The mayor’s second problem flows from the first. He seems out of touch-a consequence of his fierce civility, friends say. (His predecessor, Ed Koch, was a more familiar Noo Yawk type, fast, funny and obnoxious.) But Dinkins’s apparent remoteness has its roots in ideology as well as personal style. He may be the last of the big-time urban liberals, a straggler from the ’60s. He has been slow to acknowledge the city’s most profound problem-the changing nature of poverty, the growth of an underclass whose privation has behavioral as well as economic roots, He came to office, for example, believing that “homelessness” was a housing problem. Most New Yorkers agree with liberal columnist Pete Hamill, writing in New York Magazine, that the presence of thousands of deranged, sometimes violent, beggars has more to do with drug abuse and mental illness than with a housing shortage. Giuliani, running a more thoughtful campaign this time, has seized on this issue and uses Daniel Patrick Moynihan’s recent essay on the tendency of societies to numb themselves to outrageous behavior, “Defining Deviancy Down,” as a sacred text. He hasn’t proposed any plausible solutions, but he has connected with the public fur-Y. “In English common law, assault is merely the act of threatening someone,” he pointed out to a Greenwich Village crowd last week. “Most of you are assaulted every day on your way home from work.”

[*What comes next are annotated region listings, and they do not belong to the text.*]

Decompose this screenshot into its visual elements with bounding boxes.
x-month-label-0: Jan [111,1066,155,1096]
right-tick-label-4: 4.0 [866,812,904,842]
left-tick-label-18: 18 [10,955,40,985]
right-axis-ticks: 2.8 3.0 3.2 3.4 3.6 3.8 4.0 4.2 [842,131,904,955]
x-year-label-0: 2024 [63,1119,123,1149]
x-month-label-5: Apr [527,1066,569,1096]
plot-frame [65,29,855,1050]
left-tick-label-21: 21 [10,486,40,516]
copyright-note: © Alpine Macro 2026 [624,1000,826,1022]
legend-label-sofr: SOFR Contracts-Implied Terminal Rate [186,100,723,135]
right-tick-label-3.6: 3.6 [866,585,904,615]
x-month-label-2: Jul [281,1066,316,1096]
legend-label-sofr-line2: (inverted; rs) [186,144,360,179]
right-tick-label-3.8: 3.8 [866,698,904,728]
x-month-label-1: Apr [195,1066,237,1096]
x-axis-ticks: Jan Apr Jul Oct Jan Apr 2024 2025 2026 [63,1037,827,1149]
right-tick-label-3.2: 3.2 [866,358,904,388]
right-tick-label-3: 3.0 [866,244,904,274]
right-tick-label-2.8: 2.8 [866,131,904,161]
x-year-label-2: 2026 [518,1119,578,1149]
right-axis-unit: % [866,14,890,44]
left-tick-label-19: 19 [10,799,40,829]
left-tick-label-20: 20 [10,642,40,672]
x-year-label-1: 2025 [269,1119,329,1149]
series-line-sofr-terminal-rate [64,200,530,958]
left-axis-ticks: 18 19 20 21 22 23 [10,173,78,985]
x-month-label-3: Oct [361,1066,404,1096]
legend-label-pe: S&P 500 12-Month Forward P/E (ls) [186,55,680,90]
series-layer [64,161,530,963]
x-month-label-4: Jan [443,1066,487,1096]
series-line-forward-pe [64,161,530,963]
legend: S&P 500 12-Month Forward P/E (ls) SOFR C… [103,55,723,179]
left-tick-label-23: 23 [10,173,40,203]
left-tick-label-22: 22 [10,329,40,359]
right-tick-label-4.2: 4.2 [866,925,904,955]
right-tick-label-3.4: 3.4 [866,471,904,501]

Dinkins’s third problem, the most subtle and serious he faces, has to do with a metaphor-and with the race issue. For most of this century, the operative metaphor describing New York’s lumpy ethnic stew was the “melting pot.” It was insufficient, as Moynihan and Nathan Glazer pointed out 30 years ago in “Beyond the Melting Pot.” Ethnicity didn’t melt well; indeed, it was urban America’s central organizing principle, even if most urban Americans didn’t want to admit it. In 1989, David Dinkins took a step toward admitting it. He changed the metaphor to a “Gorgeous Mosaic.” This seemed harmless at the time, but it wasn’t. A mosaic is composed of pieces, and Dinkins seemed to be placing more emphasis on the bits -not only ethnic groups, but gender. religious and sexual-preference groups-than any of his predecessors had. As an anachronistic liberal, Dinkins believed in group rights -he favored quotas (“set-asides”) for minority contractors; his Human Resources Administration, a scrofulous bog of reverse racism and incompetence, discouraged nonblack charitable groups from caring for needy minority kids. Fairly or not, in Dinkins’s New York, the pieces began to seem more important than the mosaic itself And the suspicion grew that he favored his piece more than others.

Well, of course he did. New York mayors always have. But Dinkins had legitimized group aggrievement in the process, and so Hispanics now had a moral as well as political beef when the mayor appeared to stiff them on appointments. And Jews could claim-unfairly-the mayor was anti-Semitic because he was reluctant to use force (against black hoodlums) during the Crown Heights riot. It was no longer just a dumb police-policy decision; it was action taken against them as an ethnic group. As a result, racial enmity has indeed intensified in New York during the Dinkins era. It couldn’t not. This is what happens when diversity is celebrated too enthusiastically, when individual rights are subsumed by group identity-in fact, when groups are reckoned to have any “rights” at all. It is a lesson President Clinton should ponder as well, before he tosses aside another text and decides to lecture Americans on a subject as nuanced and emotional as this.